AllocDB tests its cluster resilience using two primary harnesses:

  1. Local QEMU Testbed: A fully orchestrated local cluster of virtual machines, isolating replica nodes to test deep system faults (like disk write failures and kernel panics) that cannot be simulated purely in-process.
  2. KubeVirt Fleet: A distributed Jepsen execution environment running over KubeVirt, allowing continuous, parallelized fault injection across multiple cluster instances.

Faults Injected

The Jepsen nemesis continuously injects faults during high-concurrency client workloads to verify safety invariants. Faults include:

  • Process crashes: Hard SIGKILL on primary and backup replicas.
  • Network partitions: Asymmetric and symmetric network isolation of nodes.
  • Storage failures: Simulating fsync failures and disk IO stalls.
  • Clock skew: Advancing and rewinding clocks to ensure the logical-time TTL scheduler remains purely log-driven and is not corrupted by system clocks.

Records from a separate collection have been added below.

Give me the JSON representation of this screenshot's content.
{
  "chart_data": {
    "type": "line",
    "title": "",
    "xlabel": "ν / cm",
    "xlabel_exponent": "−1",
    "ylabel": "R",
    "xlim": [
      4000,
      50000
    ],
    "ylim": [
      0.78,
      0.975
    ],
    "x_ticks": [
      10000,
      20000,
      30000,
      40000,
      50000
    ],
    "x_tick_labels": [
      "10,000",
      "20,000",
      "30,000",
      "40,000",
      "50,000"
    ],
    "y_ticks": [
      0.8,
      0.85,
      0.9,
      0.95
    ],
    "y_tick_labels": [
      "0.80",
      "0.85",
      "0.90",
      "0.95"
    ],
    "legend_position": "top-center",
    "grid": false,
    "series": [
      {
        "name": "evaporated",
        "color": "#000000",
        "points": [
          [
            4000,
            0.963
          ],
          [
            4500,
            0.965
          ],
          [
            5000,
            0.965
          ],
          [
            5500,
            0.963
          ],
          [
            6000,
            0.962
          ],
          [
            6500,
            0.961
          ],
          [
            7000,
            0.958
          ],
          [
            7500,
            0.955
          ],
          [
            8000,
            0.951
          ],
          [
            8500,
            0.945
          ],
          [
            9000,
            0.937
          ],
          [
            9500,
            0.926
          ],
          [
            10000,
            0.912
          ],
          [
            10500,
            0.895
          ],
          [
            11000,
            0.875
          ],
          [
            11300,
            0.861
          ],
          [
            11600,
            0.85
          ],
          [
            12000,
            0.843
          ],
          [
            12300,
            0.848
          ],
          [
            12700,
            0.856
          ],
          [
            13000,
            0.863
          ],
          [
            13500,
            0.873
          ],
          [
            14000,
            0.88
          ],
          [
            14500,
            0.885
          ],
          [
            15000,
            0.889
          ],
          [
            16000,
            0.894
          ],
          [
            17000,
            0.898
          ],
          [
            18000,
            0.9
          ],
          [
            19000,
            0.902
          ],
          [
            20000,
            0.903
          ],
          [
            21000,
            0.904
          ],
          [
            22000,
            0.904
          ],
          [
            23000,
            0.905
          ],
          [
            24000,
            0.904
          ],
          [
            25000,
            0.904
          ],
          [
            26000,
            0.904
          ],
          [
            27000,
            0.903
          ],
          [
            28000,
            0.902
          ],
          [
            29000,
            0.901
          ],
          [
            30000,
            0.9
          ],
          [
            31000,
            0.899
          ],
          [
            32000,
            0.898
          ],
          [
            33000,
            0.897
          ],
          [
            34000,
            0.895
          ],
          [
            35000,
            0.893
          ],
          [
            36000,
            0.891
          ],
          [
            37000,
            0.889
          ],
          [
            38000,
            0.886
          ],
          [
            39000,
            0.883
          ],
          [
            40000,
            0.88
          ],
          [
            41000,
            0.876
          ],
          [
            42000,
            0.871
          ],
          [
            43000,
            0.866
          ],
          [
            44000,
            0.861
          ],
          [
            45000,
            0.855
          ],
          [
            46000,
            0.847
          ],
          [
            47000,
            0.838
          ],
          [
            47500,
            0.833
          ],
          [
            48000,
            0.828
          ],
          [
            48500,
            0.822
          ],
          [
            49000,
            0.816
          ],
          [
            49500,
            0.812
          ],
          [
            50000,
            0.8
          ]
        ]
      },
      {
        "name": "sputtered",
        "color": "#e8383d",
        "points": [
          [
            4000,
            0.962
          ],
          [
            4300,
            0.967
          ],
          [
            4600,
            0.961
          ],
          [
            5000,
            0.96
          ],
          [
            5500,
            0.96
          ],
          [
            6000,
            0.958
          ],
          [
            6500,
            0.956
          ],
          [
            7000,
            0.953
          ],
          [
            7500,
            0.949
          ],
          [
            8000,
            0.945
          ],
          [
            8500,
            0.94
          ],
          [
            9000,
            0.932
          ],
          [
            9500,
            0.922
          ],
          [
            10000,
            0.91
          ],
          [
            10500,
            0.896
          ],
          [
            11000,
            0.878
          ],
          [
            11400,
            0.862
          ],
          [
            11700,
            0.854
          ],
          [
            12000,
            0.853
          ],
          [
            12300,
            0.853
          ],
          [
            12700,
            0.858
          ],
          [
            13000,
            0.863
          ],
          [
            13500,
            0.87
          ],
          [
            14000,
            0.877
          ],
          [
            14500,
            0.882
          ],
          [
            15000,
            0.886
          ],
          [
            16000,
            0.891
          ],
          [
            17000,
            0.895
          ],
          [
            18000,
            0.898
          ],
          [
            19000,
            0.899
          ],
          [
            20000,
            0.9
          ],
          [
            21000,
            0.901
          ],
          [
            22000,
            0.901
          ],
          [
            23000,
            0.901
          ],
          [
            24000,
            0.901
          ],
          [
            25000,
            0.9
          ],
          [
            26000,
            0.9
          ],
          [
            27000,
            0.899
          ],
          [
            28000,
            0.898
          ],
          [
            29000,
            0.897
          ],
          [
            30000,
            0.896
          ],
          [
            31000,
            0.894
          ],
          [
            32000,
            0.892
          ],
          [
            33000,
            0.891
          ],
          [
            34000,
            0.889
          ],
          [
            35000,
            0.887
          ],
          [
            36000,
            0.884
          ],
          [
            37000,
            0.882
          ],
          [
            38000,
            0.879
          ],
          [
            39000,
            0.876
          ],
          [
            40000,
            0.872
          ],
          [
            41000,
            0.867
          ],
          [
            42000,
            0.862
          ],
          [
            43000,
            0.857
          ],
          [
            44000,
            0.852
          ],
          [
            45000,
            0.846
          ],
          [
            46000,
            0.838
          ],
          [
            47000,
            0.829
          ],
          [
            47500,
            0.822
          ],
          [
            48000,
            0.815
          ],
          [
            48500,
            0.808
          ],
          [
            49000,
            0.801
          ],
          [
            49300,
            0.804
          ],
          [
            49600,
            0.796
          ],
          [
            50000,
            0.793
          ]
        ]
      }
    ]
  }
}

Safety Invariants Verified

During and after the fault windows, the Jepsen testing validates:

  1. No Double Allocations: A resource is never held by two active reservations at the same time, regardless of cluster view changes or failovers.
  2. Bounded TTLs: A resource may become reusable late (if the primary is partitioned or delayed), but it is never made available early.
  3. Strict Serializability: All committed operations produce a completely deterministic state machine result. Replaying the WAL on any healthy replica always yields the identical allocator state.
  4. No Phantom Reads: Clients never read uncommitted or rolled-back state from a deposed primary.

By relying on Jepsen, AllocDB ensures that its "one resource, one winner" product contract is mathematically and empirically sound under severe infrastructure degradation.